In October, he was appointed to the board of Rabobank as an independent director.
When asked what former business colleagues thought of his purchase of the company synonymous with winter-beating socks, Deane said: “A lot of people thought we were mad. Why would you leave the security of a good, great corporate career and put everything on the line for this?
“You know, that is a question that sometimes we ask ourselves of course."
“A lot of people just believe what they hear ... that you can’t compete in manufacturing in New Zealand.”
Business, like most other things in life, wasn’t easy, Deane said.
“Until you’ve done it yourself, you don’t realise quite how hard it is.”
Deane says deregulation saw the New Zealand market being “flooded with imports”, which in the process “pretty well destroyed” our industry.
“At the moment I’ve got to buy wool, then it has to be exported and those big factories scour it, turn it into tops, spin it and then I have to then import that spun yarn back again. That infrastructure is no longer here.
“And then I start the manufacturing process.”
Reclaiming the Norsewear brand isn’t the only way Deane and the company’s hard-working staff are turning back the clock. Deane also wants to prove New Zealand is open for business when it comes to textile manufacturing. He was frustrated by “old-fashioned thinking” that it was no longer feasible. Deane’s goals are to consolidate Norsewear’s position and then grow it further to cement its future to both boost the local textile industry and the close-knit Norsewood community.
“Because we’ve [the wider industry] moved so much offshore, it’s had a huge impact on local regional communities,” Deane said.
“There’s a story here and increasingly consumers are interested not only in the product, but they want to know where it comes from. They want to know what the company that makes it stands for.
Domestically, Deane believes Norsewear is among local commodity producers who could benefit from a raft of “geo-political” issues impacting global trade routes and supply issues.
“If you have a look at what’s changed since the 2000s, the golden age of globalisation seems to be over,” he said.
“There’s massive geo-political risks in places [with] China and Taiwan or Ukraine and Russia. There may well be a renaissance of manufacturing closer to home.”
Deane said New Zealanders also only had to think back to the impact the Covid-19 pandemic had to shortages of imports from overseas.
“Covid taught us that the supply chain can be vulnerable.”
“People spend most of their sock budget on cheap imported socks. They buy too many and they all end up in landfills.
“So, if we can introduce people to high-quality Merino socks ... they last for a long time.”
All plastic has been removed from Norsewear packaging. Price is a factor in some opting for the cheaper nylon or cotton socks. Norsewear’s socks range in price from $19.95 a pair upwards. Its cheapest pair is more expensive than multi-packs featuring up to five pairs of shorter-lasting products.
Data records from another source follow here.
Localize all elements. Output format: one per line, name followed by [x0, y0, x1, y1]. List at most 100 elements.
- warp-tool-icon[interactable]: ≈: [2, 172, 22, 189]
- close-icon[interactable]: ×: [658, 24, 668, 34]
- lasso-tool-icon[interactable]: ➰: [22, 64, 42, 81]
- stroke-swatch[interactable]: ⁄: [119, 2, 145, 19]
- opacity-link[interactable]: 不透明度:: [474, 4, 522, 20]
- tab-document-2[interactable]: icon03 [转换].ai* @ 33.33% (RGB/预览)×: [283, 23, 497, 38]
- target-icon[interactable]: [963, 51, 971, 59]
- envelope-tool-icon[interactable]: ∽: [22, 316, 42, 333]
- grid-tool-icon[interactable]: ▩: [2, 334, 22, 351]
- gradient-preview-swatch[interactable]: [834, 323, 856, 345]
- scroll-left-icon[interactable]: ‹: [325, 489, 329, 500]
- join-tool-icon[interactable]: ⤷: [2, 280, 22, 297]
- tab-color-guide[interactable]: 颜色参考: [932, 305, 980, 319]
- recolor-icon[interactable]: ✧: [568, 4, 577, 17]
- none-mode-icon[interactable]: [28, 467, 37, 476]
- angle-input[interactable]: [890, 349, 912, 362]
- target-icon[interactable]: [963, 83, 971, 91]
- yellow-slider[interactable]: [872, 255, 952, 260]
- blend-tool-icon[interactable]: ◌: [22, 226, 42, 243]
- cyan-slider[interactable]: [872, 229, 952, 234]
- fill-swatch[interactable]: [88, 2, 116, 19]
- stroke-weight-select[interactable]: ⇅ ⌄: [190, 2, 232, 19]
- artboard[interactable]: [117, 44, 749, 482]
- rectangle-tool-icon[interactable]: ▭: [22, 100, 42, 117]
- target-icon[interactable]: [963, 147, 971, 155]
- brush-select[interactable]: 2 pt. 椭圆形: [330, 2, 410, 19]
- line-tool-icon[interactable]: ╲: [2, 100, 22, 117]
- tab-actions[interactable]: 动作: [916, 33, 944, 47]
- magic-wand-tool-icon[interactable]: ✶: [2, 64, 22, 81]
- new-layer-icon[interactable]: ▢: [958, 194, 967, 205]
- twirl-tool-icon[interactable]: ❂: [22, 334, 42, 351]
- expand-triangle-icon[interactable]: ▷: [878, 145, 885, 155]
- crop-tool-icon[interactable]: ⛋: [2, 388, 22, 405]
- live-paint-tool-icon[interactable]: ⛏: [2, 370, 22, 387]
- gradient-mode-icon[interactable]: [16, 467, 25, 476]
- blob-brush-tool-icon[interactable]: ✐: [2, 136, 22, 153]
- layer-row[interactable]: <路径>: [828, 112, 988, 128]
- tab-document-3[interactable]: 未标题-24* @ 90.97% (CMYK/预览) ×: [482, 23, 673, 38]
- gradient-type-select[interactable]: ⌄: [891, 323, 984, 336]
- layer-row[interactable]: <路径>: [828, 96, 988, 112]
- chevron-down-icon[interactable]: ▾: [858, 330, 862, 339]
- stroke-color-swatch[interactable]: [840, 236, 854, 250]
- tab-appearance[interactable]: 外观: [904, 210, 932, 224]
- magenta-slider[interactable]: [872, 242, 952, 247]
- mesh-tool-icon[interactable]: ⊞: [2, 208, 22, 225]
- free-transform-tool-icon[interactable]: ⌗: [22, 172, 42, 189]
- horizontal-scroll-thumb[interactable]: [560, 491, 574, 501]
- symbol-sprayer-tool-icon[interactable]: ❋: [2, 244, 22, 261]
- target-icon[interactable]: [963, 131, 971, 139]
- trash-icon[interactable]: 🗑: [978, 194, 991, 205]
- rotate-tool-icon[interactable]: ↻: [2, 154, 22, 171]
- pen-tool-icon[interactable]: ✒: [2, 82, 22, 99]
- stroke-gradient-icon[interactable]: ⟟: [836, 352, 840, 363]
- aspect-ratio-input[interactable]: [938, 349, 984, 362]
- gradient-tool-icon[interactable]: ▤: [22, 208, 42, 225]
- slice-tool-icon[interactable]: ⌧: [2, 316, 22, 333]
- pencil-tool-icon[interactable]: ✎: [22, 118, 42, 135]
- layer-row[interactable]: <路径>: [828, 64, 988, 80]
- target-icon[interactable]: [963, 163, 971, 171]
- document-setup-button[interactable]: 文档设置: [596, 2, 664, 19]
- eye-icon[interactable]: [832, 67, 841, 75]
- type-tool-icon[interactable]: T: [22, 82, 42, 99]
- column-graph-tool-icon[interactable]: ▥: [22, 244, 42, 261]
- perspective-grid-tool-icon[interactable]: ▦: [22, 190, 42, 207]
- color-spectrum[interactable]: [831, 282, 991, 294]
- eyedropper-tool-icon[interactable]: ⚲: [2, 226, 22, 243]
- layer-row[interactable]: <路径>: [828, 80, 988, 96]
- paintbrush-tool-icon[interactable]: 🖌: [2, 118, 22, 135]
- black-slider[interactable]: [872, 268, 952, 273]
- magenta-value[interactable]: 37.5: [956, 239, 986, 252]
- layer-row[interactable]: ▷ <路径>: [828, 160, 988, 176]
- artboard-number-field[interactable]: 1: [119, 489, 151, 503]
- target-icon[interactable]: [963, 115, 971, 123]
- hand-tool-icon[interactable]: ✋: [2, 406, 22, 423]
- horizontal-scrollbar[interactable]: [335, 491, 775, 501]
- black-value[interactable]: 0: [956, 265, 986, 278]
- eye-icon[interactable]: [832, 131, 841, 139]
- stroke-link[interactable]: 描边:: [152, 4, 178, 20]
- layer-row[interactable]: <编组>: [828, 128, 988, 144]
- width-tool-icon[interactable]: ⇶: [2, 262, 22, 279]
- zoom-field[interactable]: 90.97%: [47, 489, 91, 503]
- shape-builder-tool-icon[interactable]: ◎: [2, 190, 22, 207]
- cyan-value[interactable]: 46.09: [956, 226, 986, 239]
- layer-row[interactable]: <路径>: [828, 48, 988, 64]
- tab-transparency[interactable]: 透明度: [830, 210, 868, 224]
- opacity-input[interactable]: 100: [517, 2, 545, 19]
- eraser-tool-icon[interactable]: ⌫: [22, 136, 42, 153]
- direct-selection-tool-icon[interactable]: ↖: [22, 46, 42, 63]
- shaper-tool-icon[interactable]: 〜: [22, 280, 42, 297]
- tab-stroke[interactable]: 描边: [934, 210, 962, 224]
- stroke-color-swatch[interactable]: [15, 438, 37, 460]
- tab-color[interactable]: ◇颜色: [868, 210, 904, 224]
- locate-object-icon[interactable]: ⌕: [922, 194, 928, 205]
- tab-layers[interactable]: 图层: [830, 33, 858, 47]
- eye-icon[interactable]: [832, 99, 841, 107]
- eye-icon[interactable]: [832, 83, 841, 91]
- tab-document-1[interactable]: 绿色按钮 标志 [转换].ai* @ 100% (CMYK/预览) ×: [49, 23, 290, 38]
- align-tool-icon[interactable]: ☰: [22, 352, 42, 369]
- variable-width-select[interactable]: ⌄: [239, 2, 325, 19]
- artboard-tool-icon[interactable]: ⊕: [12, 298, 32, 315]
Deane said his company could produce much cheaper synthetic socks, but that “wouldn’t be consistent” with what he and Norsewear stand for.
“We don’t need to be the cheapest, we need to be the best,” he said.
“We may not be cheaper, but we control the process from start to finish. And we can produce a very, very high-quality product.
“And increasingly people are thinking about things other than just the lowest price, they’re thinking about the security of supply.”
While the immediate focus was strengthening the business domestically, Deane said Norsewear should look to expand its export market.
“If you can grow domestically, you can drive your revenue line and your profit line which gives you gas in the tank to then look at export,” he said.
“We have to export. It’s part of why I bought it.
Deane said he was “extremely excited” about Norsewear’s future. For Norsewear to reach its full potential, he said he would need external capital.
“And before you start asking people to tip money in you have to demonstrate you know what you’re doing, what you’re talking about actually delivers, and you have a track record.”
Deane hoped more in the business community would look towards the regions and think “What can we bring to the table?”.